Telescope magnification. The largest optical refracting telescope in the world is located at the Yerkes Observatory in Wisconsin, Fig. 33-37. It is referred to as a “40-inch” telescope, meaning that the diameter of the objective is 40 \,\mathrm{in}., or 102 \mathrm{~cm}. The objective lens has a focal length of 19 \mathrm{~m}, and the eyepiece has a focal length of 10 \mathrm{~cm}. (a) Calculate the total magnifying power of this telescope. (b) Estimate the length of the telescope.
APPROACH Equation 33-7 gives the magnification. The length of the telescope is the distance between the two lenses.

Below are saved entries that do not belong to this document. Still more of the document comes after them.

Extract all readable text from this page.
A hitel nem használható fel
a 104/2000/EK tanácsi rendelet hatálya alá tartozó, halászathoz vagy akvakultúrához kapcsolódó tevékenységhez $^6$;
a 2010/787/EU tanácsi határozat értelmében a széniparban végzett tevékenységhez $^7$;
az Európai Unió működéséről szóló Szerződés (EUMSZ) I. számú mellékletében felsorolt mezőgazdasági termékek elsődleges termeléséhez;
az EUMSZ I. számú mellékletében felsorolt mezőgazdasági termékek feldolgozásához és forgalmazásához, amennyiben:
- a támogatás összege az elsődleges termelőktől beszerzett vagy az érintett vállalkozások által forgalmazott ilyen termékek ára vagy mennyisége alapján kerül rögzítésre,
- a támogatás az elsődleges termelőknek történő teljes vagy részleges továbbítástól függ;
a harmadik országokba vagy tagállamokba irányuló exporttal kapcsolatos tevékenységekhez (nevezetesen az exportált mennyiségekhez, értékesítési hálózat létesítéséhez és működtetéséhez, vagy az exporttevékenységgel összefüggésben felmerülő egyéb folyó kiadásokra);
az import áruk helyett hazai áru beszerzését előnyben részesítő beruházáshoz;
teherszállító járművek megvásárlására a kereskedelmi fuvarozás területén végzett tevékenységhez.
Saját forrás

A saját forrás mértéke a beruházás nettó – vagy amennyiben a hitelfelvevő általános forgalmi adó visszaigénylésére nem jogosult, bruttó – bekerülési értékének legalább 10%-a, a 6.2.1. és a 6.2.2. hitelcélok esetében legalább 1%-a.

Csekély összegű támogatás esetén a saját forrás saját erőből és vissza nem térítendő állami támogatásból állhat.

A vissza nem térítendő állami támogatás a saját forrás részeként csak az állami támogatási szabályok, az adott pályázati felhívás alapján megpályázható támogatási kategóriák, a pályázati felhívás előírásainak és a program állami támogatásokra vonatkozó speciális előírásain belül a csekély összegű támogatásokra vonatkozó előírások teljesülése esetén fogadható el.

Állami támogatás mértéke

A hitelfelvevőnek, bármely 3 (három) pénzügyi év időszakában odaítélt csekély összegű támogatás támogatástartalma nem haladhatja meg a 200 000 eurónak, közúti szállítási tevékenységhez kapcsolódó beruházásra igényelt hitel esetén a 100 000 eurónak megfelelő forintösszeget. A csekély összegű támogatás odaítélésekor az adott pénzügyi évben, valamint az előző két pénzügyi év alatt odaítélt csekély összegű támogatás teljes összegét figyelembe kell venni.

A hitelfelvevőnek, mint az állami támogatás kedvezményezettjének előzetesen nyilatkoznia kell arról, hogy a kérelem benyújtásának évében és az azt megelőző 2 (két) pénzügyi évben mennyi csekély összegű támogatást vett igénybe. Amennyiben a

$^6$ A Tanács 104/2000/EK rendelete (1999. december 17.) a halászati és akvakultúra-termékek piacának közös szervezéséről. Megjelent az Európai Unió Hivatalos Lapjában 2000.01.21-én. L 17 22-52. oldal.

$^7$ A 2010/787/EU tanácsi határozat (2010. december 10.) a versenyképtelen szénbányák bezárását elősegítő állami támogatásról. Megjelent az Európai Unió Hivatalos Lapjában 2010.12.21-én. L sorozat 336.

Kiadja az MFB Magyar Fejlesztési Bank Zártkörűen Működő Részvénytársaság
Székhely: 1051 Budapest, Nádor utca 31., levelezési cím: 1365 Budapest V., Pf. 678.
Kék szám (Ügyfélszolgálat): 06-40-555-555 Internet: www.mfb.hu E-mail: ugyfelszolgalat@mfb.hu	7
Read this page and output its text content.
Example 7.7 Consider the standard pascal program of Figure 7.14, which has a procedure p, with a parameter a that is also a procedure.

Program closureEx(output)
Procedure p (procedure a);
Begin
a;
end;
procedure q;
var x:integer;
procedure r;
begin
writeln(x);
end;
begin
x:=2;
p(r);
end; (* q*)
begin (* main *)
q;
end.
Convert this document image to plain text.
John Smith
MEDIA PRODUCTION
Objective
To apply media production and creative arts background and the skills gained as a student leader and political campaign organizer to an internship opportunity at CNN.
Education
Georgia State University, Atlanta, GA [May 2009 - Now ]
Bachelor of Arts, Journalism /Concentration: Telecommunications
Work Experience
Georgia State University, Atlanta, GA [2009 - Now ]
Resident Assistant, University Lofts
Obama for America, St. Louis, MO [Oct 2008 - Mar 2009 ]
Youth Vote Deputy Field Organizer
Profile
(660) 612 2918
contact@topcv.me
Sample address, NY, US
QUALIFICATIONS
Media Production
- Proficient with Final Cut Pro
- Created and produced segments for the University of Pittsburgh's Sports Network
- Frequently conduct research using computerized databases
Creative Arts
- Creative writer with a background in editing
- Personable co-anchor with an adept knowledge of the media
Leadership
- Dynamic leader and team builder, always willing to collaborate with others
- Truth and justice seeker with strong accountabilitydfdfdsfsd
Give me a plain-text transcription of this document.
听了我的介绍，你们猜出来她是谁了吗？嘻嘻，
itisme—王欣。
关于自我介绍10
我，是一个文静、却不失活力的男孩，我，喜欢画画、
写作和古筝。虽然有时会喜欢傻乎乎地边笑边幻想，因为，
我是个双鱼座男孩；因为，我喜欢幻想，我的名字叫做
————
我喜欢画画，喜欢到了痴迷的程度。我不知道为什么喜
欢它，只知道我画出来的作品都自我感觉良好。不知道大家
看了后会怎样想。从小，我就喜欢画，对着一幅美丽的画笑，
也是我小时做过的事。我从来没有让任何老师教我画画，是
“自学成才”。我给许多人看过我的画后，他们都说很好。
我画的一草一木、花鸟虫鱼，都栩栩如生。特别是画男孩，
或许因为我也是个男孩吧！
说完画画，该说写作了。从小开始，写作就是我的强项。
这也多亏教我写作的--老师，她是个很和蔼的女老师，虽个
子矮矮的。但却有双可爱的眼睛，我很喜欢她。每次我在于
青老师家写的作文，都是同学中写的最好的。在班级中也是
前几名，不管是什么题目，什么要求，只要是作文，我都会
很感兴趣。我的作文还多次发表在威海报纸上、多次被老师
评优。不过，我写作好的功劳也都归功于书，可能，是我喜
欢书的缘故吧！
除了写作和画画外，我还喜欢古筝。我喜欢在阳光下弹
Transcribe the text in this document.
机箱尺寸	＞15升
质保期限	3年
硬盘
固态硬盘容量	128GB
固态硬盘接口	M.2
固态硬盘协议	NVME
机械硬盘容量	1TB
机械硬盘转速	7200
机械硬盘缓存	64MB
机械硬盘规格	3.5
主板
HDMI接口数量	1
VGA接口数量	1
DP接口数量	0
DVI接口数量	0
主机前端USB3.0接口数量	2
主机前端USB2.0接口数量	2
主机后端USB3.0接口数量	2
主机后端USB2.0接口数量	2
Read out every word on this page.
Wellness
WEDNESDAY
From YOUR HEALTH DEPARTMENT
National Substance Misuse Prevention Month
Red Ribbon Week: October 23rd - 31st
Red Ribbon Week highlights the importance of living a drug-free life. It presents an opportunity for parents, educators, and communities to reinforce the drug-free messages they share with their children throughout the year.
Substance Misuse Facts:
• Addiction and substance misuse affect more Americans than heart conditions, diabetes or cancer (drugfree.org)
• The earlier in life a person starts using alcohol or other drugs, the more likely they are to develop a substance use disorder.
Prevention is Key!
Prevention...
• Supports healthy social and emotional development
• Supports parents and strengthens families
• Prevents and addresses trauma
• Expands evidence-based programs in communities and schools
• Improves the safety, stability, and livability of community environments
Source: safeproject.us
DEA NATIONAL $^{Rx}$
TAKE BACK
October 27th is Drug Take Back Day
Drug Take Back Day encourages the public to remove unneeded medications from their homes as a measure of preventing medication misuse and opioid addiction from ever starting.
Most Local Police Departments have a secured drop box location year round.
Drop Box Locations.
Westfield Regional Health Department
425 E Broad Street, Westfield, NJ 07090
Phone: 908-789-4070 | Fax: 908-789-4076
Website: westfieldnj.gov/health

M=\frac{\theta^{\prime}}{\theta}=\frac{\left(h / f_{\mathrm{e}}\right)}{\left(h / f_{\mathrm{o}}\right)}=-\frac{f_{\mathrm{o}}}{f_{\mathrm{e}}}\qquad [telescope] (33-7)
(a) From Eq.33-7 we find
M=-\frac{f_{\mathrm{o}}}{f_{\mathrm{e}}}=-\frac{19 \mathrm{~m}}{0.10 \mathrm{~m}}=-190 \times
(b) For a relaxed eye, the image I_{1} is at the focal point of both the eyepiece and the objective lenses. The distance between the two lenses is thus f_{\mathrm{o}}+f_{\mathrm{e}} \approx 19 \mathrm{~m}, which is essentially the length of the telescope.